Extension Offers Ginseng Production Workshops in October in Western NC

— Written By and last updated by
en Español

El inglés es el idioma de control de esta página. En la medida en que haya algún conflicto entre la traducción al inglés y la traducción, el inglés prevalece.

Al hacer clic en el enlace de traducción se activa un servicio de traducción gratuito para convertir la página al español. Al igual que con cualquier traducción por Internet, la conversión no es sensible al contexto y puede que no traduzca el texto en su significado original. NC State Extension no garantiza la exactitud del texto traducido. Por favor, tenga en cuenta que algunas aplicaciones y/o servicios pueden no funcionar como se espera cuando se traducen.

English is the controlling language of this page. To the extent there is any conflict between the English text and the translation, English controls.

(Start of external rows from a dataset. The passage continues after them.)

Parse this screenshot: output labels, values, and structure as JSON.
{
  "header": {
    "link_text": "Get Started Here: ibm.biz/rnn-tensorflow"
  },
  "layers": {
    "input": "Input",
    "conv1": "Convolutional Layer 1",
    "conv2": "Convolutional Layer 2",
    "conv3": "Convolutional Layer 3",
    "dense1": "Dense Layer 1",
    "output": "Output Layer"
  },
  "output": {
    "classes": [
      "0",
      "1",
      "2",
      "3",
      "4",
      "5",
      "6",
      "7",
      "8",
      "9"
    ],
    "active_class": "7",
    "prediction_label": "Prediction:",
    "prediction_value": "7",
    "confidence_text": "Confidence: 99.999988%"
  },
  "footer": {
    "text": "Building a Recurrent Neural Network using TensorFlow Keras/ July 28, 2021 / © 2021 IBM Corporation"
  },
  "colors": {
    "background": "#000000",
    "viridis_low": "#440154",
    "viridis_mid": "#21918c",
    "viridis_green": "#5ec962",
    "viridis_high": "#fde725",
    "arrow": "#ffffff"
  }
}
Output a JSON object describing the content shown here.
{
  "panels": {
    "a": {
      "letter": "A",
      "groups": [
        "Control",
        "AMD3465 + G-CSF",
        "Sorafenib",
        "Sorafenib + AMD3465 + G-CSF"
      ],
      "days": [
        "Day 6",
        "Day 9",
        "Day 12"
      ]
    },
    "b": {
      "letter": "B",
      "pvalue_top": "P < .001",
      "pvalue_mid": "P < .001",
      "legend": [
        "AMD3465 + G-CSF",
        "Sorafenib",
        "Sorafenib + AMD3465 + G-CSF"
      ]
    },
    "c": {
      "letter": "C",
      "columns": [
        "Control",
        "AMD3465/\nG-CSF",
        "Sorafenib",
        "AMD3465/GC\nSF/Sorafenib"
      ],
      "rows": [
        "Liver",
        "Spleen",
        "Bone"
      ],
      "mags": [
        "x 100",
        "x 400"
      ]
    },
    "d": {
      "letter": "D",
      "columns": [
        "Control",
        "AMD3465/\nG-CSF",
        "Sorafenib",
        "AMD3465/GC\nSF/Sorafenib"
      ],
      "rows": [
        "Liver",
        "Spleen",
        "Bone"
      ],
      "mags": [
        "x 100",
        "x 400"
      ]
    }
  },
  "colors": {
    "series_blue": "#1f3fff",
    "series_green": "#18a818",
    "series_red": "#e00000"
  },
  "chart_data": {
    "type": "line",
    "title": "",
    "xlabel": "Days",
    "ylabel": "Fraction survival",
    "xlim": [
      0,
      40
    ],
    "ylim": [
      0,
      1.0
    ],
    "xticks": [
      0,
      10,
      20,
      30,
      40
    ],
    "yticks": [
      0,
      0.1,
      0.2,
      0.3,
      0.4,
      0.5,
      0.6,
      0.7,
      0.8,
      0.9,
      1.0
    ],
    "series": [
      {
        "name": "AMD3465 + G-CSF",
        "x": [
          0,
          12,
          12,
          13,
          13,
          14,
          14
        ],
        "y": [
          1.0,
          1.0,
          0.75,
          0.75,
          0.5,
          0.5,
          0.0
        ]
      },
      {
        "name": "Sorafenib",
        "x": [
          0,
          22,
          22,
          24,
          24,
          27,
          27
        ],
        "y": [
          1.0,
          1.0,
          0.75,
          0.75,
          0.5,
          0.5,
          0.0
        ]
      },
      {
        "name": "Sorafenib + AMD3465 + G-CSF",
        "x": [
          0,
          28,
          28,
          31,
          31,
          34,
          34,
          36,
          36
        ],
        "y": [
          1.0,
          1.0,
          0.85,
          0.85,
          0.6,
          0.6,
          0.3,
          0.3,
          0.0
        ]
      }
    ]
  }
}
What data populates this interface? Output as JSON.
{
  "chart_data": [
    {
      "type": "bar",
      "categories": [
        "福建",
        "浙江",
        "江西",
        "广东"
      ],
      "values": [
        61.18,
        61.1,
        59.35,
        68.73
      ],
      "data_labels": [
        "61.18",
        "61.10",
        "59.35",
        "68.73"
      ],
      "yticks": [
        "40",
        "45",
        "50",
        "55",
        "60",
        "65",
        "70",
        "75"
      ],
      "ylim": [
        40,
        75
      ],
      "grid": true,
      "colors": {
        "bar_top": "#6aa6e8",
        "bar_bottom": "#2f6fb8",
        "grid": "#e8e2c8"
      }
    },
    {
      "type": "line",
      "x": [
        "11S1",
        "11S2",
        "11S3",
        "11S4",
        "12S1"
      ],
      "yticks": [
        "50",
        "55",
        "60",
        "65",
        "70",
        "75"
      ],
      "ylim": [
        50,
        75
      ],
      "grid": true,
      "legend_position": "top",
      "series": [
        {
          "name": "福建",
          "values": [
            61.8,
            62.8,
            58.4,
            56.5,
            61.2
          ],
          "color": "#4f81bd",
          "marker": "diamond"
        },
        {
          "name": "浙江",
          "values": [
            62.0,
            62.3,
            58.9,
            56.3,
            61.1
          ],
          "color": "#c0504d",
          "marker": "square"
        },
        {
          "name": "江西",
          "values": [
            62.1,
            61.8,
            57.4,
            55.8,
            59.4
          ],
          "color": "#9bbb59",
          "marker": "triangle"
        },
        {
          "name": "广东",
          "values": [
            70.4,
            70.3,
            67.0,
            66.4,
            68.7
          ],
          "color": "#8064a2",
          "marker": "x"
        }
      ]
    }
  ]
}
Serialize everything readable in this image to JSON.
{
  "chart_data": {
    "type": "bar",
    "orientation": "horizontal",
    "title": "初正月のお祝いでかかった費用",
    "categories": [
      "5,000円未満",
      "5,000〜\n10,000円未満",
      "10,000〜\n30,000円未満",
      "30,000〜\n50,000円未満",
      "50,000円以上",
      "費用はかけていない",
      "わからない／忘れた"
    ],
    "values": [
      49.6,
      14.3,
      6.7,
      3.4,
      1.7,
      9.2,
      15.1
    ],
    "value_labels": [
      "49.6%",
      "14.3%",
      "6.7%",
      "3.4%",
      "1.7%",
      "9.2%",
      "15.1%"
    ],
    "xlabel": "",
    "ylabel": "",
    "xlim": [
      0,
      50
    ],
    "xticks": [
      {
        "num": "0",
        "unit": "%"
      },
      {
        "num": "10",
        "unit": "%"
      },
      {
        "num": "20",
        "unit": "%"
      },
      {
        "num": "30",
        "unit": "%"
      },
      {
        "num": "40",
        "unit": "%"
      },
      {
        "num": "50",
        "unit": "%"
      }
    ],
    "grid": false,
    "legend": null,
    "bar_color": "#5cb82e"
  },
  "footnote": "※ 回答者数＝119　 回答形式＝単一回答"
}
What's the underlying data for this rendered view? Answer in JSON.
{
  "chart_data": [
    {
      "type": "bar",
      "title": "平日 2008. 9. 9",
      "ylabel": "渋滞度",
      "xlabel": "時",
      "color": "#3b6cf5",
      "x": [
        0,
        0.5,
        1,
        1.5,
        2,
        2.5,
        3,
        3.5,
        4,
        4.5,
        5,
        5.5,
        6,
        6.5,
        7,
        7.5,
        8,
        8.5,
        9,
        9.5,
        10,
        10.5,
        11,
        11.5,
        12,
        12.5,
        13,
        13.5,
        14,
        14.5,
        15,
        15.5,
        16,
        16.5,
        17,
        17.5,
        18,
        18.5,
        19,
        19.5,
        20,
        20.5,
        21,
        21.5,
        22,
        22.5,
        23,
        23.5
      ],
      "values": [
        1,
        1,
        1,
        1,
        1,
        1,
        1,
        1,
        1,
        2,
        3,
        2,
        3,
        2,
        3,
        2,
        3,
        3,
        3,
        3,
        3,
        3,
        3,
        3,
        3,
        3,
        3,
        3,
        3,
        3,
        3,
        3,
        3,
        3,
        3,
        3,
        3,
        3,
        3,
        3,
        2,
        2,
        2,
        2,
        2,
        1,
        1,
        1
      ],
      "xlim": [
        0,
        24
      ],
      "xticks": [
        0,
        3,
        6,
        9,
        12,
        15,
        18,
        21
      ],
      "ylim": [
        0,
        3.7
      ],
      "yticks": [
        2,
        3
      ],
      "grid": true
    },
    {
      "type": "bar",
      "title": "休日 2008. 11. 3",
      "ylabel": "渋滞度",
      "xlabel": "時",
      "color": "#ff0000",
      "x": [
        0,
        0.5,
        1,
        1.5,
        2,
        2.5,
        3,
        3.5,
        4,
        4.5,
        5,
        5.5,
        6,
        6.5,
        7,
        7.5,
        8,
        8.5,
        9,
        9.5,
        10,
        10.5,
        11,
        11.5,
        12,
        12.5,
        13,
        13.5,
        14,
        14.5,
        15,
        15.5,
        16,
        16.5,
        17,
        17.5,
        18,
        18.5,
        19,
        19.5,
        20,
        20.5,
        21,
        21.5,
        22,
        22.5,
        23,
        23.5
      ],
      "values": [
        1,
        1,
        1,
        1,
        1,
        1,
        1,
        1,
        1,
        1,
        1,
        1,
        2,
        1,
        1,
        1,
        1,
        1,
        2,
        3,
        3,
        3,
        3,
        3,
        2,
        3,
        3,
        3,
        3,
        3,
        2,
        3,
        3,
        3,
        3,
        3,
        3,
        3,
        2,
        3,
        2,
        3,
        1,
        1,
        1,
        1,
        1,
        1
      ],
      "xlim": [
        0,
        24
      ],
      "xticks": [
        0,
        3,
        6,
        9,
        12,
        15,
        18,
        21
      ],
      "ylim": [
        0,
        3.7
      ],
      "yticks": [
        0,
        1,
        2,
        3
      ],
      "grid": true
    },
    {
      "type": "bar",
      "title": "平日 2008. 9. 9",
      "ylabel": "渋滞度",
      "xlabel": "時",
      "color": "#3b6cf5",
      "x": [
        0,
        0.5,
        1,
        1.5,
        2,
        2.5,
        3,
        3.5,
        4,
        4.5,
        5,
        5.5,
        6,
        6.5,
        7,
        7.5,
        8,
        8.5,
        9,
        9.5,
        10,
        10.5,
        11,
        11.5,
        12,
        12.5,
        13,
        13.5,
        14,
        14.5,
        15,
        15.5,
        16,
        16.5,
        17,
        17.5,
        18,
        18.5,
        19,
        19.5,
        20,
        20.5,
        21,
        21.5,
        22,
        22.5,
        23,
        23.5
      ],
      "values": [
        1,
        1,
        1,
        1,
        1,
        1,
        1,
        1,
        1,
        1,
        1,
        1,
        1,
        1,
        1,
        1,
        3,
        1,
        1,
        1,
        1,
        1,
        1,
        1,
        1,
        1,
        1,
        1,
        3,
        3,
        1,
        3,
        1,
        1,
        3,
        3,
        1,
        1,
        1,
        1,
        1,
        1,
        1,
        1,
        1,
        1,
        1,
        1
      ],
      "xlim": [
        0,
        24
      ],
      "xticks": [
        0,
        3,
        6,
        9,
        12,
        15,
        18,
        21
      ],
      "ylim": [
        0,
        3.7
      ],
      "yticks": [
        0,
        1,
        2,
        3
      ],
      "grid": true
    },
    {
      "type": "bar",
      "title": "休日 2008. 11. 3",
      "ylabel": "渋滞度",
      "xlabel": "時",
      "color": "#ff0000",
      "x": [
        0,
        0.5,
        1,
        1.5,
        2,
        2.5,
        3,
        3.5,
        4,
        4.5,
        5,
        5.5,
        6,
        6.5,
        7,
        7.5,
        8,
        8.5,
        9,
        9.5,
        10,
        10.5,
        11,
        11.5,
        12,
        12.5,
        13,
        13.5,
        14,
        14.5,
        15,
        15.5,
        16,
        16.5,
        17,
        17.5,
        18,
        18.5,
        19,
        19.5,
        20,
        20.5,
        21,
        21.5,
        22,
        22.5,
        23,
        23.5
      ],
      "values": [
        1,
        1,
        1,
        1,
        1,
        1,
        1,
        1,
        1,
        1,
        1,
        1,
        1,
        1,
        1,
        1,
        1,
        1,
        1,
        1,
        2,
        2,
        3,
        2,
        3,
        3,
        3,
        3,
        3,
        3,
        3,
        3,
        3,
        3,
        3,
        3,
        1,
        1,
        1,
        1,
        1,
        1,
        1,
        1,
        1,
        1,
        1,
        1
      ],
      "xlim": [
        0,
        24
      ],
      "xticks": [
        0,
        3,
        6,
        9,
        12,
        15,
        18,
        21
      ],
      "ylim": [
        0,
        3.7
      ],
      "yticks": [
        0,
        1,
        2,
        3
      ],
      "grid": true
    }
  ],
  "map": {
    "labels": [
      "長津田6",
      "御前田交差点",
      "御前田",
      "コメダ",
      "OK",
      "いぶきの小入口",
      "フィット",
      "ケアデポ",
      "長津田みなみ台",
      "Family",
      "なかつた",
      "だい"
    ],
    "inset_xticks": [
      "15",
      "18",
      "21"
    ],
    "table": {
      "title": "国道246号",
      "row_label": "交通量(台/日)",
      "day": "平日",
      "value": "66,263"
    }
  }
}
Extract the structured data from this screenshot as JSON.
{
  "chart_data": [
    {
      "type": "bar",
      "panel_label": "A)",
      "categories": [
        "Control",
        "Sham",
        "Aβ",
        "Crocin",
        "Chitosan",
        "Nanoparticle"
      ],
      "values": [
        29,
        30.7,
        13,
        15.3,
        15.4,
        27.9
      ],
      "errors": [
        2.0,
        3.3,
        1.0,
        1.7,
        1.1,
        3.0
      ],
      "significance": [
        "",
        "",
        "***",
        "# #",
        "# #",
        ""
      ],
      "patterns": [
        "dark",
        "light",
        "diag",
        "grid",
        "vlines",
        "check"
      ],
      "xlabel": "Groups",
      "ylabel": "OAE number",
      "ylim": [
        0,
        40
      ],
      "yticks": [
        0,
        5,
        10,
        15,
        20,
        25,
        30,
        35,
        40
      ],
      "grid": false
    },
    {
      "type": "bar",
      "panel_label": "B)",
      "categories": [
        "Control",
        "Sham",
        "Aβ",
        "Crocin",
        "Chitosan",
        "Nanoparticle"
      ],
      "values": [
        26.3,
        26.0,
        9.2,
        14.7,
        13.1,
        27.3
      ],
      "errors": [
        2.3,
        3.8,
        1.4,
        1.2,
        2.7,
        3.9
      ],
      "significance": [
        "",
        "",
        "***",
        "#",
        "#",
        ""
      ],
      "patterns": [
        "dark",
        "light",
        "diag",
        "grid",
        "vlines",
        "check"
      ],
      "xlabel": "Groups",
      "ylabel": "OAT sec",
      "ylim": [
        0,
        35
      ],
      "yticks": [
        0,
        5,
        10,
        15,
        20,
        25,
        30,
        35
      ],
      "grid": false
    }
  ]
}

Clicking on the translation link activates a free translation service to convert the page to Spanish. As with any Internet translation, the conversion is not context-sensitive and may not translate the text to its original meaning. NC State Extension does not guarantee the accuracy of the translated text. Please note that some applications and/or services may not function as expected when translated.

Collapse ▲

If you own mature hardwood forestland (or a nice wooded backyard) with a little slope, moist soil, and good drainage, ginseng may be a viable way to produce income from your underutilized woods. Western North Carolina has ideal growing conditions for this valuable forest medicinal plant. Ginseng can be a tricky plant to grow successfully and takes between 8-10 years to reach a size favored by the Asian markets to which it is exported. However, the market for ginseng is fairly stable and has averaged around $800 per dried pound over the last few years. Ginseng is a native forest plant whose roots have been traded in Appalachia for hundreds of years.


Wild simulated ginseng can be a way to add value to your underutilized woods.

Cooperative Extension will be hosting three field demonstration workshops in October on wild-simulated ginseng production in Caldwell, Ashe, and Watauga counties. Dr. Jim Hamilton will provide an overview of ginseng production and field demonstrations on how to successfully plant and cultivate wild-simulated ginseng.

Topics will include:

  • Background on ginseng
  • Site selection, soil fertility requirements, & companion plants
  • Site preparation & planting
  • Pests and production issues
  • The market for ginseng

Workshop Dates and Details:

  • Ashe County: Thursday, October 6th @ 4 p.m.-6 p.m.; 15 participants max. Registration information.
  • Caldwell County: Thursday, October 13th @ 2 p.m.-4 p.m.; 15 participants max. Registration information.
  • Watauga County: Thursday, October 27th @ 3 p.m.-5 p.m.; 15 participants max. Registration information.